Handelsketten, die wir bereits im Osten Deutschlands mit unserer Traditionsmarke und regionaler Ware beliefern, haben nach Bio-Produkten gefragt. Da Rewe und Aldi mit Naturland kooperieren, haben wir uns für diesen Anbauverband entschieden. Die Richtlinien der Anbauverbände sind gerade in der Tierhaltung deutlich strenger als EU-Bio. Wenn wir uns auf den Bio-Weg machen, dann wollen wir auch die Königsdisziplin. Man braucht Qualität und Geschichten, um sich im hart umkämpften Wettbewerb behaupten zu können. Natürlich haben wir eine vor allem im Osten starke Marke und können mit traditionellen Rezepten punkten. Dennoch sind wir nicht allein im Markt, andere produzieren auch gute Würstchen.
Was ist der aktuelle Stand?
Explizit geht es nicht darum, bestehenden Wettbewerbern Lieferanten abspenstig zu machen oder bereits zertifizierte Erzeuger zu Verbandswechseln zu animieren. Wir möchten neue Landwirte für Bio und ganz speziell für Naturland begeistern, um die Kapazitäten auszubauen. Für uns bedeutet das, finanziell ins Risiko zu gehen, denn nur langfristige vertragliche Sicherheit ermöglicht Erzeugerbetrieben Investitionen, um uns die Rohstoffe zu garantieren. Im ersten Schritt konzentrieren wir uns auf Bio-Schweine, weil im Gegenzug zu Rindern das Spektrum für Wurstprodukte vielfältiger ist. Zum Start benötigen wir allerdings eine gewisse Schwungmasse.
Von wie vielen Tieren reden wir?
Wöchentlich müssen es schon 300 Bio-Schweine sein, um dem Handel in ausreichender Menge eine Produktvielfalt von der Lyoner über Wiener Würstchen, Leberwurst bis zu Edelteilen wie Filet und Kotelett anbieten zu können.
Alle Bio-Anbauverbände erlauben einen maximalen Transport von 200 Kilometer bis zur Schlachtstätte. Wo sollen die Tiere an den Haken kommen?
In meinen Augen ist der zu Tönnies gehörende Schlachthof Weißenfels in Sachsen-Anhalt prädestiniert, der sich noch bio-zertifizieren müsste. Zusätzlich würde der Betrieb von uns als Naturland-Partner einen Dienstleistungsauftrag erhalten – wir haben also noch etwas Bürokratie zu bewältigen.
Was werden die größten Herausforderungen beim Vermarkten der neuen Bio-Produkte sein, die 2025 in den Handel kommen sollen?

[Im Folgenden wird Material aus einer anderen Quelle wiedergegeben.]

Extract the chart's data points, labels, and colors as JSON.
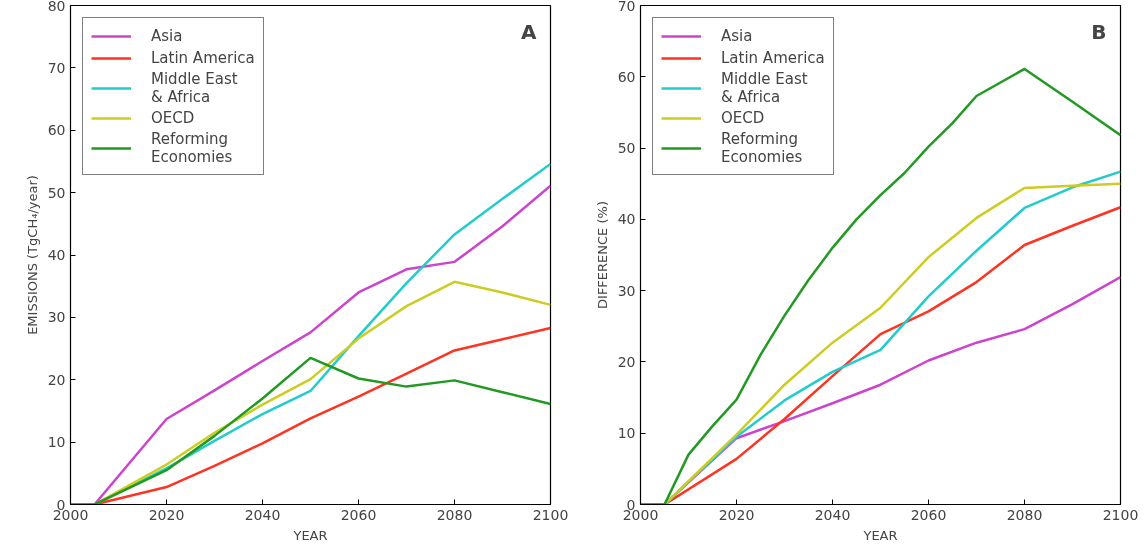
{
  "chart_data": [
    {
      "type": "line",
      "xlabel": "YEAR",
      "ylabel": "EMISSIONS (TgCH₄/year)",
      "annotations": [
        "A"
      ],
      "x": [
        2000,
        2005,
        2020,
        2030,
        2040,
        2050,
        2060,
        2070,
        2080,
        2090,
        2100
      ],
      "xlim": [
        2000,
        2100
      ],
      "xticks": [
        2000,
        2020,
        2040,
        2060,
        2080,
        2100
      ],
      "ylim": [
        0,
        80
      ],
      "yticks": [
        0,
        10,
        20,
        30,
        40,
        50,
        60,
        70,
        80
      ],
      "grid": false,
      "legend": "top left",
      "series": [
        {
          "name": "Asia",
          "color": "#cc44cc",
          "values": [
            0,
            0,
            13.7,
            18.3,
            23,
            27.6,
            34,
            37.7,
            38.9,
            44.6,
            51.1
          ]
        },
        {
          "name": "Latin America",
          "color": "#ff3322",
          "values": [
            0,
            0,
            2.8,
            6.2,
            9.8,
            13.8,
            17.3,
            21,
            24.7,
            26.5,
            28.3
          ]
        },
        {
          "name": "Middle East\n& Africa",
          "color": "#22cccc",
          "values": [
            0,
            0,
            5.8,
            10.2,
            14.5,
            18.2,
            27,
            35.5,
            43.3,
            49,
            54.6
          ]
        },
        {
          "name": "OECD",
          "color": "#cccc22",
          "values": [
            0,
            0,
            6.4,
            11.5,
            16,
            20.1,
            26.6,
            31.8,
            35.7,
            34,
            32
          ]
        },
        {
          "name": "Reforming\nEconomies",
          "color": "#229922",
          "values": [
            0,
            0,
            5.5,
            11,
            17,
            23.5,
            20.2,
            18.9,
            19.9,
            18,
            16.1
          ]
        }
      ]
    },
    {
      "type": "line",
      "xlabel": "YEAR",
      "ylabel": "DIFFERENCE (%)",
      "annotations": [
        "B"
      ],
      "x": [
        2000,
        2005,
        2020,
        2030,
        2040,
        2050,
        2060,
        2070,
        2080,
        2090,
        2100
      ],
      "xlim": [
        2000,
        2100
      ],
      "xticks": [
        2000,
        2020,
        2040,
        2060,
        2080,
        2100
      ],
      "ylim": [
        0,
        70
      ],
      "yticks": [
        0,
        10,
        20,
        30,
        40,
        50,
        60,
        70
      ],
      "grid": false,
      "legend": "top left",
      "series": [
        {
          "name": "Asia",
          "color": "#cc44cc",
          "values": [
            0,
            0,
            9.3,
            11.7,
            14.2,
            16.8,
            20.2,
            22.7,
            24.6,
            28.1,
            31.9
          ]
        },
        {
          "name": "Latin America",
          "color": "#ff3322",
          "values": [
            0,
            0,
            6.4,
            12,
            18,
            23.9,
            27.1,
            31.2,
            36.4,
            39.1,
            41.7
          ]
        },
        {
          "name": "Middle East\n& Africa",
          "color": "#22cccc",
          "values": [
            0,
            0,
            9.5,
            14.6,
            18.6,
            21.7,
            29.2,
            35.6,
            41.6,
            44.5,
            46.7
          ]
        },
        {
          "name": "OECD",
          "color": "#cccc22",
          "values": [
            0,
            0,
            9.8,
            16.8,
            22.7,
            27.6,
            34.7,
            40.2,
            44.4,
            44.7,
            45
          ]
        },
        {
          "name": "Reforming\nEconomies",
          "color": "#229922",
          "x": [
            2000,
            2005,
            2010,
            2015,
            2020,
            2025,
            2030,
            2035,
            2040,
            2045,
            2050,
            2055,
            2060,
            2065,
            2070,
            2080,
            2090,
            2100
          ],
          "values": [
            0,
            0,
            7,
            11,
            14.7,
            21,
            26.5,
            31.5,
            36,
            40,
            43.4,
            46.5,
            50.2,
            53.5,
            57.3,
            61.1,
            56.5,
            51.8
          ]
        }
      ]
    }
  ]
}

Wiener Würstchen allein im Portfolio – das wird nicht reichen. Die Wirtschaftlichkeit wird sich am Ende daran bemessen, welchen Mengenanteil wir vom Tier als Verbandsware absetzen können. Damit müssen wir in dem Segment rentabel werden, ohne uns in zu viele Produkte zu verrennen. Was als EU-Bio oder gar konventionell abfließen muss, bringt entsprechende Preisabschläge mit sich – und Bio-Schweine haben eben deutlich höhere Einkaufspreise als konventionelle. Aber auch weniger Beliebtes wie Blut, Innereien, Ohren, Füße und Borsten gilt es zu vermarkten – in diesem Bereich hat Tönnies und haben wir durch unsere Regionalprogramme einiges an Erfahrungen.
Der Weg zu einem erfolgreichen Bio-Sortiment ist eben steinig und umfangreich. Ist die Wertschöpfungskette für die Verbandsware jedoch erstmals aufgebaut, verschafft uns dies eine starke Positionierung im Wettbewerb: ein weiterer nachhaltiger Baustein unseren Standort in Britz langfristig zu erhalten.